Всего хорошего. Счастливо Вам обоим. До скорого!»
Думаю, в этом желании и требовании освобождения всех мы с тобой сходимся. Что ты думаешь?
С. Вальтер: Да, я чувствую, что мы, несмотря на твою позицию, или, может быть, именно благодаря ей, в целом, очень близки. В твоей ангажированности я вижу нечто пророческое. Даже в уменьшенном и суженном до секульярного взгляде остается пророческое начало. У тебя своя задача. Видишь, думаю, как раз в этой связи я могу объяснить тебе новый дух Ватиканского Собора, по которому каждый мирянин называется «участником пророческой миссии Христа». Думаю, что за этими определениями, за вскрытием сущности в церкви есть многое, что тебе пока еще чуждо, что к тебе еще не пришло.
Ф. Дэтвилер: Еще раз вернемся к писательству. Что означает для Вас соположение слогов и слов?
С. Вальтер: Писательство для меня связано с надеждой, но в то же время оно больше, чем надежда, это жизнь. Писательство и жизнь перетекают для меня одно в другое. Но прежде всего это необходимость что-либо сообщить. Мне кажется, что необходимо что-то рассказать. Я должна передать то, что мне удалось открыть. Монастырь для меня – это открытие, не монастырь Фар как пространство, нет, скорее, феномен «Бога и человека внутри этого пространства». Именно это я хочу, я должна формулировать вновь и вновь. Это вечный импульс для моего писательства. Можно сказать, что необходимость сообщать себя, так же как дышать и смеяться, спать и есть, относятся к абсолютно необходимым потребностям в моей жизни.

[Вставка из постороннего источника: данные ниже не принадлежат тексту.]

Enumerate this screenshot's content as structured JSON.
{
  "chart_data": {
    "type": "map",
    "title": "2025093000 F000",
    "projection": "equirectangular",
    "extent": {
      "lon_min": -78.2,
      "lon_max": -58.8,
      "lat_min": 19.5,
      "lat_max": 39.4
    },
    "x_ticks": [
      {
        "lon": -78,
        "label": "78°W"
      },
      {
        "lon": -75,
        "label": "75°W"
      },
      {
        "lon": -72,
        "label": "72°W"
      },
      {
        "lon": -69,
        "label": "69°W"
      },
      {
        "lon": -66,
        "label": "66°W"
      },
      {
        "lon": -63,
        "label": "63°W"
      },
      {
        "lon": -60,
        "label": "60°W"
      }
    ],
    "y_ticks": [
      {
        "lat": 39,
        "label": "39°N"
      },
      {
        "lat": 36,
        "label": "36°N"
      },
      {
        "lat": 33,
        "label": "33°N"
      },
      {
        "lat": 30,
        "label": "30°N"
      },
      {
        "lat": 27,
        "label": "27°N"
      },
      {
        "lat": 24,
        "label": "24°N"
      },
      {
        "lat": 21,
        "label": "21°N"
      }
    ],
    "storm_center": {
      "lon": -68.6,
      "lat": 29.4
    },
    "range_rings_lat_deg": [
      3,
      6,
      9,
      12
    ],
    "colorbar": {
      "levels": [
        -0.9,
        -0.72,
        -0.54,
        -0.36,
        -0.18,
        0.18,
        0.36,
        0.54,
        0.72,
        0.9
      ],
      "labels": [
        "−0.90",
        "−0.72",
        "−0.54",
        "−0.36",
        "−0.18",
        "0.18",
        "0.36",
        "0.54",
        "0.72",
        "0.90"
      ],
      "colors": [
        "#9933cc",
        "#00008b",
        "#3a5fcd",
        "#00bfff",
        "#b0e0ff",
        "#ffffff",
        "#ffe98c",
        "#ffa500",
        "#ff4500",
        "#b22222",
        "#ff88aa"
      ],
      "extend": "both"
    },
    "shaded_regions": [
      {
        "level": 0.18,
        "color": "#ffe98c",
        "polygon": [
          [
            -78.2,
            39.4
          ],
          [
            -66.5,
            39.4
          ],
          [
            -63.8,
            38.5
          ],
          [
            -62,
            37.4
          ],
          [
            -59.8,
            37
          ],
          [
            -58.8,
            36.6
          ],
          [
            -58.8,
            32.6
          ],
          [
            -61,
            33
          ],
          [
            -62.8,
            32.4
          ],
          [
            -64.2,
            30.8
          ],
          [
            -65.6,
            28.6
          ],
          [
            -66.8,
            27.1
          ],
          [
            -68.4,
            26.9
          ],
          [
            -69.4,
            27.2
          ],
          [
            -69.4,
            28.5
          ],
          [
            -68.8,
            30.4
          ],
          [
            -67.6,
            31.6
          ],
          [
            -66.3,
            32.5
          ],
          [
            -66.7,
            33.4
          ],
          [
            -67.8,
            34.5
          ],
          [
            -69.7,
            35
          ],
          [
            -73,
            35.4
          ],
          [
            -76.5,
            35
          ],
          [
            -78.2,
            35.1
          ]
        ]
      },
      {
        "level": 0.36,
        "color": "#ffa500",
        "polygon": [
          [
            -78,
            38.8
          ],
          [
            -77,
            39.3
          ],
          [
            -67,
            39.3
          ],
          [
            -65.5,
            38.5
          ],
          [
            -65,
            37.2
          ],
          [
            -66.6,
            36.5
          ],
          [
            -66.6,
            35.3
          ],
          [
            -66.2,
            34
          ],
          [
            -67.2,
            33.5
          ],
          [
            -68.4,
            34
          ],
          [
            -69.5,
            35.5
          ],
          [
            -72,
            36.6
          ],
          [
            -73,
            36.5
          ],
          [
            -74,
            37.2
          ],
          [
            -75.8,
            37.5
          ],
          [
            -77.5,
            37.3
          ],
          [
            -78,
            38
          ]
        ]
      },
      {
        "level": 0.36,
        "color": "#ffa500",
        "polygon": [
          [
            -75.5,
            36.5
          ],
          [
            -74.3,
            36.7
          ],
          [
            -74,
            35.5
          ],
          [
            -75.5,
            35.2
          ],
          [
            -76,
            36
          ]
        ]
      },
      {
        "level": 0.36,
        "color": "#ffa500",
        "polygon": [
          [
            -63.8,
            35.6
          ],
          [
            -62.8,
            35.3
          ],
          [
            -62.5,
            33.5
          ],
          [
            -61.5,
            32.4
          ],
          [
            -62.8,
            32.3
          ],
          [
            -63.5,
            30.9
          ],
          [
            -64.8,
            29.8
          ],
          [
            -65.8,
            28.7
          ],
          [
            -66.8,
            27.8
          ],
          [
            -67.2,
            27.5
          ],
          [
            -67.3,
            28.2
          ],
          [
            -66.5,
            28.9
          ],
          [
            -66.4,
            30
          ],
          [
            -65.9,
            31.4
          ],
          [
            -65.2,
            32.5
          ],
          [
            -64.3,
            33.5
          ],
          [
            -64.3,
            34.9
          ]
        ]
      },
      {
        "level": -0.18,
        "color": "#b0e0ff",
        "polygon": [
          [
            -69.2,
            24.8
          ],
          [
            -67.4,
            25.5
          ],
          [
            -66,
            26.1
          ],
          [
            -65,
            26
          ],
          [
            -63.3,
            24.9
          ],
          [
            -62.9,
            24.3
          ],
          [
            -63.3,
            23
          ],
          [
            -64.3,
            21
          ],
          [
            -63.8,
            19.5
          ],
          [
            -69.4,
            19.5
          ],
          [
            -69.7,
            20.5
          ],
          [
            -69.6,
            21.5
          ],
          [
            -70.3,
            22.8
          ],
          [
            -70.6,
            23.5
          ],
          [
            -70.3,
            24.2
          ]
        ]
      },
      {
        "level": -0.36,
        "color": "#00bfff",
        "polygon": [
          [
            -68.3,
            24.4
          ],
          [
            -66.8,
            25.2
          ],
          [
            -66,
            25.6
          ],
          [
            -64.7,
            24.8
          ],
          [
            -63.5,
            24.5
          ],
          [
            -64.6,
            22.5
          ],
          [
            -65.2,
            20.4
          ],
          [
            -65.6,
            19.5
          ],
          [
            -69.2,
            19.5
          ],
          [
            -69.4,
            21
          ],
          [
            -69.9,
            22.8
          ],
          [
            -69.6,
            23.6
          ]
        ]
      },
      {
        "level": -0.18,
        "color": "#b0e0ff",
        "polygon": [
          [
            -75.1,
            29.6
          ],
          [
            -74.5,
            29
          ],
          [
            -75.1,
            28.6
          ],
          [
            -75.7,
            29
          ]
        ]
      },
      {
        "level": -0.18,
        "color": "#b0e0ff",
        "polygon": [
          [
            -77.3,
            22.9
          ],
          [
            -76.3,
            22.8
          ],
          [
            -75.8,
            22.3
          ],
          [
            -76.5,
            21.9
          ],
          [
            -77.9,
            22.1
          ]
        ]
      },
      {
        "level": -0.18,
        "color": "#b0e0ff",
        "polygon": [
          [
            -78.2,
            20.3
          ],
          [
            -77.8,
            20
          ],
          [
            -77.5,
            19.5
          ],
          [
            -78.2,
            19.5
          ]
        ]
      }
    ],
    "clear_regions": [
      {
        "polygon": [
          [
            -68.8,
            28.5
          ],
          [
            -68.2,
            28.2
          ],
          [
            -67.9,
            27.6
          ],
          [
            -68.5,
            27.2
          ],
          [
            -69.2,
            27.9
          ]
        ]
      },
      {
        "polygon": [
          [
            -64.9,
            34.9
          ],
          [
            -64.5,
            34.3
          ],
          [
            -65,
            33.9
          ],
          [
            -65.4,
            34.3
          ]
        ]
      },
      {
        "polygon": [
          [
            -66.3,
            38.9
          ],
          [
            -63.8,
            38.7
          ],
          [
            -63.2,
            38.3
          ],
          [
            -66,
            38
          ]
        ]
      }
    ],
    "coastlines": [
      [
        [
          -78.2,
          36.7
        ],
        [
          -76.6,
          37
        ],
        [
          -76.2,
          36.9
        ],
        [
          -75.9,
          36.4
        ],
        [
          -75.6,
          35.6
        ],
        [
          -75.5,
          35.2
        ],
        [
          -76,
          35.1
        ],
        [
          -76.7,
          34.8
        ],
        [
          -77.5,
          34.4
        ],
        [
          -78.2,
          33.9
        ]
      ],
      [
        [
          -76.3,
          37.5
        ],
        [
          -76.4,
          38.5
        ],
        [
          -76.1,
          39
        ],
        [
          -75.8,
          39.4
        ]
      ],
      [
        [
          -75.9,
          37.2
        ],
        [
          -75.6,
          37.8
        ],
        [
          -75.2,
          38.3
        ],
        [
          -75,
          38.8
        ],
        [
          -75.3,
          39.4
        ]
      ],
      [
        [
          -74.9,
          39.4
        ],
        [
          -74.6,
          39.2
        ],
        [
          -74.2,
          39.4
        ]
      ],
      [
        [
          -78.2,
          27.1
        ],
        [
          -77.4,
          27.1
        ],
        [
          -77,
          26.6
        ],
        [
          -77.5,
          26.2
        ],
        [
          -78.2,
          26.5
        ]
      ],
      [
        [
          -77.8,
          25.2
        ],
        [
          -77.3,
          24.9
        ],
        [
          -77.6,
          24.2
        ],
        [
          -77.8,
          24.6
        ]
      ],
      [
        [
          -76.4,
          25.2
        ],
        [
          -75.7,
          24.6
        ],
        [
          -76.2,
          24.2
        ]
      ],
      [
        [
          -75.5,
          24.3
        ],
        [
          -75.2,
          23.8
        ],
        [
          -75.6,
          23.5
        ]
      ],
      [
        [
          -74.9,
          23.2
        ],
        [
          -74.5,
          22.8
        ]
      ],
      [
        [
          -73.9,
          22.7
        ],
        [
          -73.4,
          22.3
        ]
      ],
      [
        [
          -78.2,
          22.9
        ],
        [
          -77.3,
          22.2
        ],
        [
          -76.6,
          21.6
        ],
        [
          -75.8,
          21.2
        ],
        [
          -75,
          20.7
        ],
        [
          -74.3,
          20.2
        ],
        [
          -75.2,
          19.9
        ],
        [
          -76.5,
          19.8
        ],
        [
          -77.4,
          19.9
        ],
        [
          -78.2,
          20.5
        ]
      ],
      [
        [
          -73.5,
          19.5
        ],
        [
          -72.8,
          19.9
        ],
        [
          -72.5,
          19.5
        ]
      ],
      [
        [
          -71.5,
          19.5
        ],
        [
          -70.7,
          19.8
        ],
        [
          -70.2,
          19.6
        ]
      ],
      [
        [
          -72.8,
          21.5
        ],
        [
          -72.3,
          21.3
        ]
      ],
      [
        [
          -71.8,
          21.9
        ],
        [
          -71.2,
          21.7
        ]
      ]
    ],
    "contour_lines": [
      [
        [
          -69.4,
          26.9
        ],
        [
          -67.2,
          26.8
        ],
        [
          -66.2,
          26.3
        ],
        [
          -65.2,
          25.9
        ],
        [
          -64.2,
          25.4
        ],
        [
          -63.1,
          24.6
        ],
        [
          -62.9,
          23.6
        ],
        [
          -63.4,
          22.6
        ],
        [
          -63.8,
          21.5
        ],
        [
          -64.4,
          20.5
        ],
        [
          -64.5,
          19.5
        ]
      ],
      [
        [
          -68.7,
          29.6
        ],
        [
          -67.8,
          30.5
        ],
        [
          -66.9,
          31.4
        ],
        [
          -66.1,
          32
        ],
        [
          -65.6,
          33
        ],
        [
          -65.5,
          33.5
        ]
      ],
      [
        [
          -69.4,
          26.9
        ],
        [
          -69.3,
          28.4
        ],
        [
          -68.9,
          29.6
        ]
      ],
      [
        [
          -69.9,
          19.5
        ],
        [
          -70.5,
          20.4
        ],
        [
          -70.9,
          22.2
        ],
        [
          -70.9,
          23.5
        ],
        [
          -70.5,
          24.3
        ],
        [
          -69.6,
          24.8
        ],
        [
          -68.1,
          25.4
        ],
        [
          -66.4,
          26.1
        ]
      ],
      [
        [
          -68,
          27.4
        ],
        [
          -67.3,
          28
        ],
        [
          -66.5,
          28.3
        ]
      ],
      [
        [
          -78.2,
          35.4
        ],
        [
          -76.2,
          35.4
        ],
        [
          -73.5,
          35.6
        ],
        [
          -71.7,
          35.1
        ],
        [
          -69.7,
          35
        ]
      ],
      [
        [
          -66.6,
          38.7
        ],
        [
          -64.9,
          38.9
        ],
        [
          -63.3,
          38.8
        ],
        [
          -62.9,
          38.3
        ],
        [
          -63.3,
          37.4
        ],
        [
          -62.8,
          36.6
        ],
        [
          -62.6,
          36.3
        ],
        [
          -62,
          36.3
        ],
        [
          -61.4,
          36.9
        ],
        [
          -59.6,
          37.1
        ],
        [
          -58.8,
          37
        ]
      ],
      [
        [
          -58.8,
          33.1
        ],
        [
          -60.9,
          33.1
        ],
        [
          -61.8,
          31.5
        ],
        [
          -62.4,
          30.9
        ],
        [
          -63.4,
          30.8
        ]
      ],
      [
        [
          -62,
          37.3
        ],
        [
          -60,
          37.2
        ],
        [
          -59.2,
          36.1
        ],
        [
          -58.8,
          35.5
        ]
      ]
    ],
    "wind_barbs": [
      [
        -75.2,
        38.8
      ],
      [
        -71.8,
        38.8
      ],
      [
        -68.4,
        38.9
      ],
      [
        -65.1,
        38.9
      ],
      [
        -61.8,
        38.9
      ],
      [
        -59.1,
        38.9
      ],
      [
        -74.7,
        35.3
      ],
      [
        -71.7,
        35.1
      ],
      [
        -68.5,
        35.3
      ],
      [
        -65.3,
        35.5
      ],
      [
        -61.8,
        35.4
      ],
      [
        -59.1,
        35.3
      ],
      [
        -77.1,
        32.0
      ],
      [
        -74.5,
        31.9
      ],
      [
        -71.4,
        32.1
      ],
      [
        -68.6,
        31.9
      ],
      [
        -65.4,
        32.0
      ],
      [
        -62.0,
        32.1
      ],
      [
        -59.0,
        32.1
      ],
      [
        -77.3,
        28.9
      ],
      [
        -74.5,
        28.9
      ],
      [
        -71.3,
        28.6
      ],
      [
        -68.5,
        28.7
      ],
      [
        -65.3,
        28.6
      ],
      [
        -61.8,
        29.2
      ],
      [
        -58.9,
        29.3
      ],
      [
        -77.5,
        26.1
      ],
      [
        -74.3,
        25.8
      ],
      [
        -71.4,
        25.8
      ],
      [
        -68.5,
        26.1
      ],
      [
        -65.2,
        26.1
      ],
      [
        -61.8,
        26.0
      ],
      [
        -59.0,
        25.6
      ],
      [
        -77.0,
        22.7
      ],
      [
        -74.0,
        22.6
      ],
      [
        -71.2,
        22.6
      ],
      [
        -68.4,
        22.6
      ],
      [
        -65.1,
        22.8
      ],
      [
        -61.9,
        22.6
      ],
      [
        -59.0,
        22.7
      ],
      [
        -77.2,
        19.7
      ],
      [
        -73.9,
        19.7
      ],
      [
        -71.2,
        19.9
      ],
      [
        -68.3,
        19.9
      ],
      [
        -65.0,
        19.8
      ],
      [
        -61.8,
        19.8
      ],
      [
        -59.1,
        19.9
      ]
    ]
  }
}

При этом сообщение постоянно приводит меня к людям, заставляет завязывать отношения, так что это не только аналитическое, дневниковое самопознание и самообретение, но мой дар, моя любовь к человеку. Я люблю его, а потому хочу рассказать ему о себе, о том, что со мной происходит. Я знаю, что с ним происходит то же самое, только он еще об этом не знает, он еще не видит, не открыл этого, он стоит в самом центре происходящего, но у него еще нет ни нового зрения, ни нового слуха. Ему это только предстоит. И мне хочется помочь ему в этом, помочь, не поучая, без умной диалектики и воинственных споров – я к этому не способна. Но, возможно, я могла бы что-то сделать, очаровав его своим словом. Чарующая сила должна исходит из слова и передаваться другому человеку. Когда он читает меня, ему должно быть радостно и хорошо, должно хотеться сказать: «Это то, что я нигде не мог найти. Все остальные истории заканчиваются отрицанием, у Вас же происходит нечто, связанное с единым целым». Конечно, если кто-то мне такое говорит, я про себя думаю: ну да, наивный, которому не хватает чувства защищенности… Однако в сущности я не могу не признать его правоту.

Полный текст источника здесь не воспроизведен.